Many attempted to exercise their censorial desires to tinker with the marketplace of ideas and shut down Juicy Campus. Tennessee State University banned the site (while their peers at Vanderbilt had a clearer view of the First Amendment). Attention-seeking government officials in Connecticut and New Jersey launched bogus "investigations" into the site. The investigations went nowhere. The Student Body President at the University of Florida cried to the teacher by calling on Florida Attorney General Bill McCollum to investigate the site. McCollum declined.
I personally disliked Juicy Campus. One would think that a forum with so many users could eventually spawn a single worthwhile conversation. It didn't. Perhaps this is because the class of 2012 is more likely to communicate in text-messages than read a book. Or, perhaps, it was simply a function of the site's branding. I believe that it was simply conclusive proof of the G.I.F. Theory.
As much as I hated the site, I declined to join the chorus calling for its government-imposed demise. I still believed that Juicy Campus had a right to exist -- or rather that it might have a right to exist, but that neither the government nor the universities had a right to make that decision. The marketplace of ideas should have been left to make that determination -- and it did.
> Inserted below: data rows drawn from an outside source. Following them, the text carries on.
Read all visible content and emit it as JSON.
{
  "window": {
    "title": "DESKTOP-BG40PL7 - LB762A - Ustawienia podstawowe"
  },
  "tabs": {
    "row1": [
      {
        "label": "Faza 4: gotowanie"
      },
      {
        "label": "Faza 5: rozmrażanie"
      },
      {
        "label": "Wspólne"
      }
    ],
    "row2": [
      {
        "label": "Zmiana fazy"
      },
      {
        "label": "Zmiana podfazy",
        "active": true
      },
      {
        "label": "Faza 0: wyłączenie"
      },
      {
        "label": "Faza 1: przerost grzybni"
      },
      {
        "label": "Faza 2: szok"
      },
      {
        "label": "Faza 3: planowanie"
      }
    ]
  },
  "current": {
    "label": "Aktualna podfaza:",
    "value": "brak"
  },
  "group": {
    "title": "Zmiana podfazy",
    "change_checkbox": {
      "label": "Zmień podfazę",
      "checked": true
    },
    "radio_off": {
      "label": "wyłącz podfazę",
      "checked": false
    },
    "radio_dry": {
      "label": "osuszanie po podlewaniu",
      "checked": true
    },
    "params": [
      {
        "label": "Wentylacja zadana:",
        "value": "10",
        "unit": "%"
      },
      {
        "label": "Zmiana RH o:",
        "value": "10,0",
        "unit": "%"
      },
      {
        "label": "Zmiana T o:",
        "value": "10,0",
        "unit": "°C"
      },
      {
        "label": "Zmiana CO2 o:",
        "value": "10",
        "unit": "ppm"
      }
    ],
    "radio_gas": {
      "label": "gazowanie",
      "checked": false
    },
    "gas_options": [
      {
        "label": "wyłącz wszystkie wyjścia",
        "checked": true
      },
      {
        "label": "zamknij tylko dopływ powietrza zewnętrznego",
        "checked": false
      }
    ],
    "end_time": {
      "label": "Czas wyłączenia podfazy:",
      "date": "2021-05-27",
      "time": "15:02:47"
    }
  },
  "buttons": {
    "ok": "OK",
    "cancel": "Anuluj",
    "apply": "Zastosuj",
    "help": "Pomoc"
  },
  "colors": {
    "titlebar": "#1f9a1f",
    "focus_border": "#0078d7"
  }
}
The marketplace spoke. Juicy Campus couldn't find advertisers because it was the online equivalent of a sorority gossip session over a few lines of cheaply-cut cocaine in a frat house bathroom. Despite the fact that Section 230 protected its operator and the First Amendment protected most of the speech on the board, it still collapsed under the weight of the marketplace. Quite simply, it was such a pit of idiocy that nobody, nobody at all, wanted to buy advertising on the site. That is quite a statement.
While censorship-minded academics will dance around their maypole and crank out worthless law review articles about cyber-bullying for victim studies classes, I'll imagine Socrates, John Stuart Mill, and Thomas Jefferson grabbing Oliver Wendell Holmes from his celestial poker game to tell him to take a look, that they were right.
[T]he ultimate good desired is better reached by free trade in ideas...that the best test of truth is the power of the thought to get itself accepted in the competition of the market, and that truth is the only ground upon which their wishes safely can be carried out. That at any rate is the theory of our Constitution. - Oliver Wendell Holmes
As much as I disliked the site, I am grateful to Juicy Campus for proving that our commitment to government neutrality in the marketplace of ideas is not only a sound vehicle for the protection of diversity of opinion, but it is also a sound theory for the squashing of those ideas that deserve to die. Good riddance, Juicy Campus.